PL: It was really tough, but the light at the end of the tunnel was that I was going to be able to play again. My teammates were a big help knowing that I could get back and help them. Personally, I feel way more flexible and comfortable now with my movements and am definitely ready to start the season.
Can you talk a little bit about the bond you develop with your fellow lineman because of the shared job description?
PL: It’s a unique fraternity of individuals. A ton of teamwork goes into it to be a successful o-line. But even beyond football, we hang out together a lot and have a lot of fun together which helps us always be on the same page. It helps too in terms of the little things. As an offensive line, you have to make quick movements in sync to stop a defensive lineman who is making an aggressive move at you, and you need to be able to trust your fellow lineman to know what they are going to do and defend effectively. Trusting that they’ll take their part is a big part of being successful.
You’ve started at a few different positions on the line during your career. How difficult is it to switch and learn multiple positions at the same time?
PL: Our coaches are really good in terms of switching us around and having us learn how to play different positions, which is a great way to hedge against injuries. Pretty much all of our guys have played all of the positions on the offensive line, even taking a few reps at center. Coach [Keith] Clark is a great coach and has been around the Ivy League for over 25 years and really knows how to get us ready.

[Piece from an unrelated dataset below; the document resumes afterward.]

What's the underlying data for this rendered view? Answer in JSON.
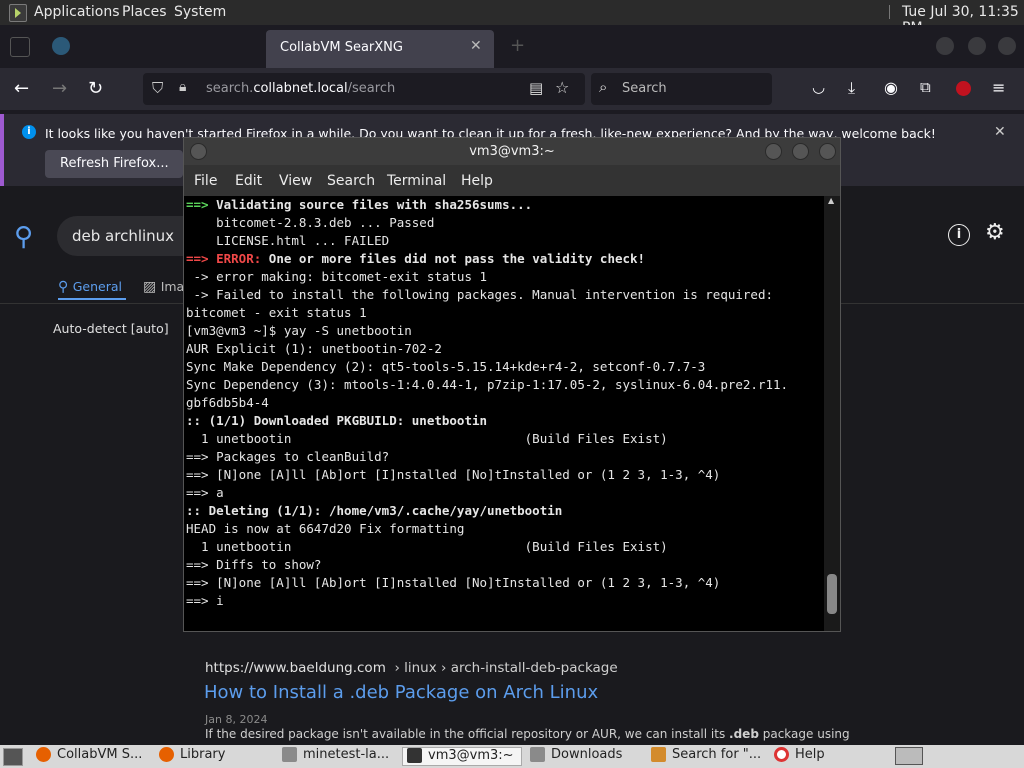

The team opens the season next Friday against Butler University at home. Because of the new schedule, the entire student body will be on campus for the opener. What kind of an impact does that have on you guys as players?
PL: It’s huge, and it should be a fun environment to play. We need all the support we can get. Because it’s a 7 p.m. game, people will have plenty of time to get ready and get going.
What do you hope to achieve in the out-of-league games this year?
PL: All the games are important to us. This opener is a great litmus test for people at certain positions to perform and evaluate a little more, so we can have the roster more firmed up for league competition. The non-league games also allow people to get a little more experience before we face off against the other Ivy League schools.
The opener is also under the lights which will make it the second night game in Memorial Field history. What is it like to play a night game, and does your experience last year help you at all this time around?
PL: I’m excited for it because last year I was in the press box during the night game against [the University of Pennsylvania]. We practiced under the lights a few times, and I played under the lights a few times in high school, but it’s a pretty cool feeling. It always adds to the atmosphere, and the crowd comes out with extra force, especially with the college demographic where some people aren’t always awake for 12 p.m. kickoffs and don’t get there until halftime.
What are going to be some of the keys for the team this year to allow you to improve on last season’s record?
PL: It really comes down to two things. The first one is doing your job. There are a lot of moving parts on every play, and if one person doesn’t do their job, the play has an almost zero chance of success. We need to play with tremendous effort. We’re looking to establish an identity as a team that is just relentless on the field, so we need to play with constant effort and strength.
Compare yourself or one of your teammates to a professional football player and explain why.
PL: Garrett Waggoner ’13, co-captain and safety, is a lot like Clay Matthews of the Green Bay Packers. Pound for pound, Waggoner is the strongest player on the team. Like Matthews, he plays with a tremendous amount of intensity and also has that similar mane coming out of the back of his helmet, which looks pretty good too.